Coal and nuclear PR could start in schoolsThe government plans to embark on a large-scale public relations campaign that may include adjusting school curriculums in an effort to win public support for nuclear or coal-fired power plants in the coming years, according to Norkhun Sitthipong, the Energy Ministry's permanent secretary. ''Nuclear power is unavoidable, but it takes time,'' he said in an interview. ''We need at least seven years to change laws and regulations and get approval from the International Atomic Energy Association.
''It will take a large public relations campaign to educate the public, starting from kindergarten. We have to discuss with the Ministry of Education [how] to change the curriculum.''
Policymakers are in the midst of preparing a 15-year power development plan (PDP) that calls for electricity production to more than double to about 55,000 megawatts by 2021.
Energy Ministry officials have said the plan aims to diversify fuel sources away from a heavy reliance on natural gas for electricity, but many analysts doubt whether the government has the political will to push through a controversial switch to coal or nuclear power.
Three proposals have been put forward for the PDP. The first says coal will produce two-thirds of new capacity; the second says only 9%; and the third envisions 53% coal and 15% nuclear.
Since most analysts think nuclear power is at least a decade away, the short-term plan calls for either increased hydropower imports from neighbouring countries or _ much to the dismay of environmental groups _ the development of coal-fired power plants.
''Most of the new power plants will be coal because of the price,'' Mr Norkhun said. ''The tariff of coal-fired power plants is the cheapest.''
However, he added, finding a place to build a coal-fired power plant was ''extremely difficult''.
In a bid to win local support for new power plant proposals, the cabinet recently approved a draft of the Energy Industry Act. The Council of State will now vet the bill before it heads to the National Legislative Assembly for consideration.

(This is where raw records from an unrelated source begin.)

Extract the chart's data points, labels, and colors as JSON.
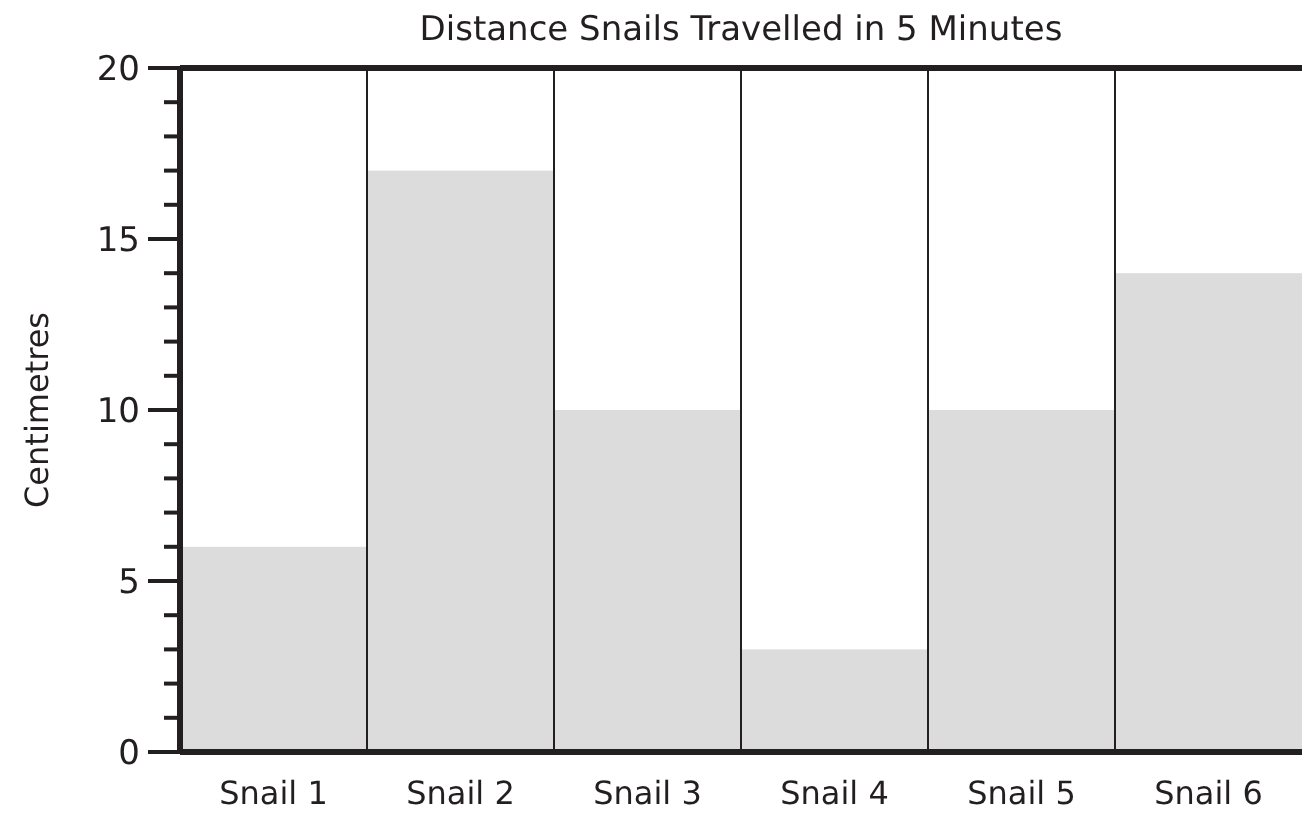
{
  "chart_data": {
    "type": "bar",
    "title": "Distance Snails Travelled in 5 Minutes",
    "ylabel": "Centimetres",
    "categories": [
      "Snail 1",
      "Snail 2",
      "Snail 3",
      "Snail 4",
      "Snail 5",
      "Snail 6"
    ],
    "values": [
      6,
      17,
      10,
      3,
      10,
      14
    ],
    "color": "#dcdcdc",
    "ylim": [
      0,
      20
    ],
    "yticks": [
      0,
      {
        "value": 1,
        "label": null
      },
      {
        "value": 2,
        "label": null
      },
      {
        "value": 3,
        "label": null
      },
      {
        "value": 4,
        "label": null
      },
      5,
      {
        "value": 6,
        "label": null
      },
      {
        "value": 7,
        "label": null
      },
      {
        "value": 8,
        "label": null
      },
      {
        "value": 9,
        "label": null
      },
      10,
      {
        "value": 11,
        "label": null
      },
      {
        "value": 12,
        "label": null
      },
      {
        "value": 13,
        "label": null
      },
      {
        "value": 14,
        "label": null
      },
      15,
      {
        "value": 16,
        "label": null
      },
      {
        "value": 17,
        "label": null
      },
      {
        "value": 18,
        "label": null
      },
      {
        "value": 19,
        "label": null
      },
      20
    ],
    "grid": false
  }
}
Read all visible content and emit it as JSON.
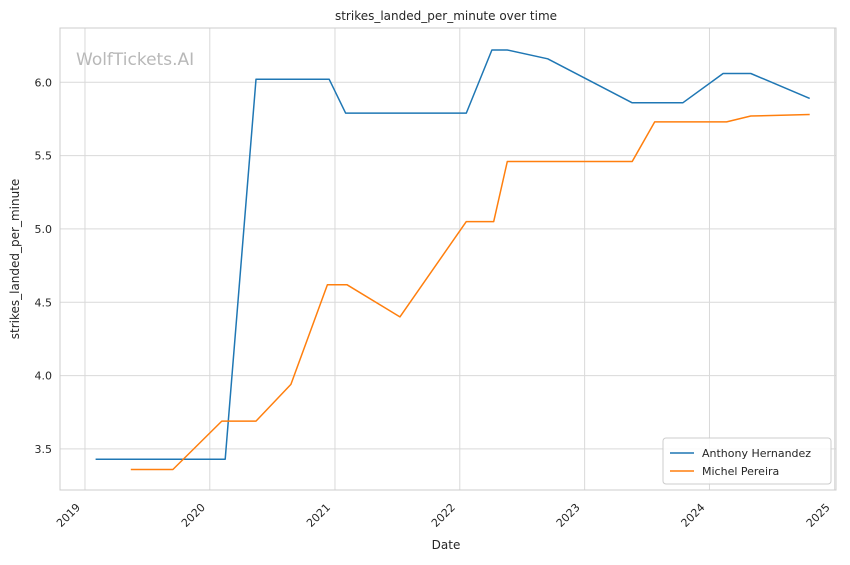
{
  "watermark": "WolfTickets.AI",
  "chart_data": {
    "type": "line",
    "title": "strikes_landed_per_minute over time",
    "xlabel": "Date",
    "ylabel": "strikes_landed_per_minute",
    "xlim": [
      "2018-10-20",
      "2025-01-05"
    ],
    "ylim": [
      3.22,
      6.37
    ],
    "x_ticks": [
      "2019",
      "2020",
      "2021",
      "2022",
      "2023",
      "2024",
      "2025"
    ],
    "y_ticks": [
      "3.5",
      "4.0",
      "4.5",
      "5.0",
      "5.5",
      "6.0"
    ],
    "grid": true,
    "legend_position": "lower-right",
    "series": [
      {
        "name": "Anthony Hernandez",
        "color": "#1f77b4",
        "points": [
          [
            "2019-02-01",
            3.43
          ],
          [
            "2020-02-15",
            3.43
          ],
          [
            "2020-05-15",
            6.02
          ],
          [
            "2020-12-15",
            6.02
          ],
          [
            "2021-02-01",
            5.79
          ],
          [
            "2022-01-20",
            5.79
          ],
          [
            "2022-04-05",
            6.22
          ],
          [
            "2022-05-20",
            6.22
          ],
          [
            "2022-09-15",
            6.16
          ],
          [
            "2023-05-20",
            5.86
          ],
          [
            "2023-10-15",
            5.86
          ],
          [
            "2024-02-10",
            6.06
          ],
          [
            "2024-05-01",
            6.06
          ],
          [
            "2024-10-20",
            5.89
          ]
        ]
      },
      {
        "name": "Michel Pereira",
        "color": "#ff7f0e",
        "points": [
          [
            "2019-05-15",
            3.36
          ],
          [
            "2019-09-15",
            3.36
          ],
          [
            "2020-02-05",
            3.69
          ],
          [
            "2020-05-15",
            3.69
          ],
          [
            "2020-08-25",
            3.94
          ],
          [
            "2020-12-10",
            4.62
          ],
          [
            "2021-02-05",
            4.62
          ],
          [
            "2021-07-10",
            4.4
          ],
          [
            "2022-01-20",
            5.05
          ],
          [
            "2022-04-10",
            5.05
          ],
          [
            "2022-05-20",
            5.46
          ],
          [
            "2023-05-20",
            5.46
          ],
          [
            "2023-07-25",
            5.73
          ],
          [
            "2024-02-20",
            5.73
          ],
          [
            "2024-05-01",
            5.77
          ],
          [
            "2024-10-20",
            5.78
          ]
        ]
      }
    ]
  }
}
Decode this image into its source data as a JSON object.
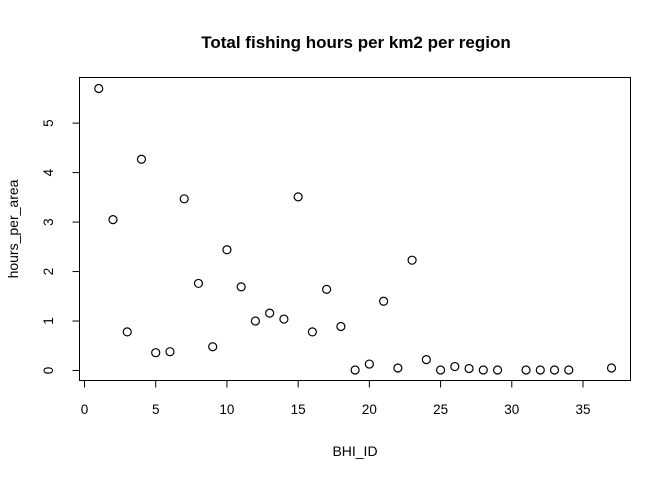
{
  "chart_data": {
    "type": "scatter",
    "title": "Total fishing hours per km2 per region",
    "xlabel": "BHI_ID",
    "ylabel": "hours_per_area",
    "xlim": [
      0,
      37
    ],
    "ylim": [
      0,
      5.7
    ],
    "xticks": [
      0,
      5,
      10,
      15,
      20,
      25,
      30,
      35
    ],
    "yticks": [
      0,
      1,
      2,
      3,
      4,
      5
    ],
    "grid": false,
    "legend": "none",
    "marker": "open-circle",
    "points": [
      {
        "x": 1,
        "y": 5.7
      },
      {
        "x": 2,
        "y": 3.05
      },
      {
        "x": 3,
        "y": 0.78
      },
      {
        "x": 4,
        "y": 4.27
      },
      {
        "x": 5,
        "y": 0.36
      },
      {
        "x": 6,
        "y": 0.38
      },
      {
        "x": 7,
        "y": 3.47
      },
      {
        "x": 8,
        "y": 1.76
      },
      {
        "x": 9,
        "y": 0.48
      },
      {
        "x": 10,
        "y": 2.44
      },
      {
        "x": 11,
        "y": 1.69
      },
      {
        "x": 12,
        "y": 1.0
      },
      {
        "x": 13,
        "y": 1.16
      },
      {
        "x": 14,
        "y": 1.04
      },
      {
        "x": 15,
        "y": 3.51
      },
      {
        "x": 16,
        "y": 0.78
      },
      {
        "x": 17,
        "y": 1.64
      },
      {
        "x": 18,
        "y": 0.89
      },
      {
        "x": 19,
        "y": 0.01
      },
      {
        "x": 20,
        "y": 0.13
      },
      {
        "x": 21,
        "y": 1.4
      },
      {
        "x": 22,
        "y": 0.05
      },
      {
        "x": 23,
        "y": 2.23
      },
      {
        "x": 24,
        "y": 0.22
      },
      {
        "x": 25,
        "y": 0.01
      },
      {
        "x": 26,
        "y": 0.08
      },
      {
        "x": 27,
        "y": 0.04
      },
      {
        "x": 28,
        "y": 0.01
      },
      {
        "x": 29,
        "y": 0.01
      },
      {
        "x": 31,
        "y": 0.01
      },
      {
        "x": 32,
        "y": 0.01
      },
      {
        "x": 33,
        "y": 0.01
      },
      {
        "x": 34,
        "y": 0.01
      },
      {
        "x": 37,
        "y": 0.05
      }
    ]
  }
}
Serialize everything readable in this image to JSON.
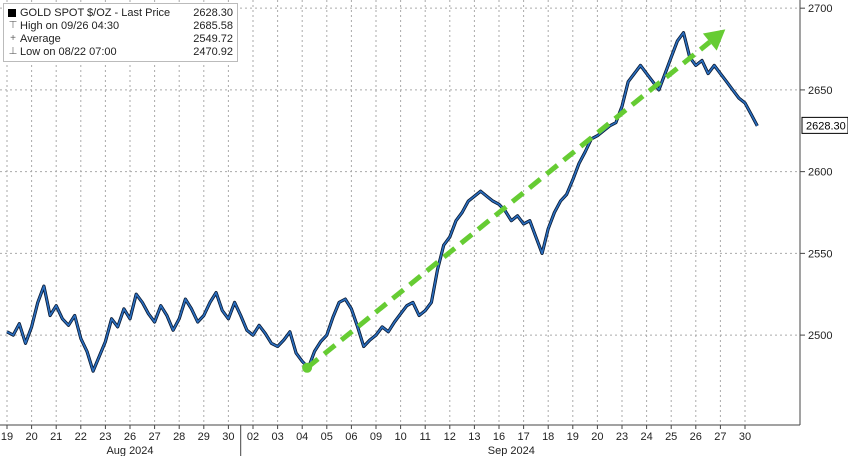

The draft law calls for an energy tax that will funnel millions of baht into villages falling within a five-kilometre radius of any power plant. For example, a 700- megawatt coal-fired plant could bring surrounding communities up to 150 million baht per year, Mr Norkhun said.
Moreover, the Energy Ministry may offer the communities big discounts on electricity bills.
But while the government realises the need to diversify away from gas, many analysts doubt if it has the political strength to follow through on coal.
In calling for coal-fired plants, Mr Norkhun said that private companies would be on their own to win the support of local communities _ a move that would likely deter most private operators from choosing coal unless they can put the plant in an industrial estate.
''The current government is damaged goods, and it doesn't have the courage to stand up and say a coal-fired plant needs to be built. If they don't use coal, they'll have a problem in 2012, but nobody in the government wants to get chewed up Pridiyathorn-style for taking a tough stance on an issue people feel very emotional about,'' said a long-time energy consultant in Bangkok, referring to former deputy premier M.R. Pridiyathorn Devakula.
Certainly the country's bad experience with Egat's dirty lignite-fuelled power plant in Lampang province lingers in the background of any coal discussion.
Protests from villagers in Prachuap Khiri Khan, where earlier coal plants were proposed and then scrapped, also forced the cancellation of the first PDP public hearing in February.
Mr Norkhun declined to speculate on what energy mix the final PDP would stipulate. But he said the ministry would hold another public hearing on April 4, and hoped to approve the PDP by the end of next month.
''For the next public hearing, we'll use the military auditorium so hopefully we won't have the same problems,'' he said.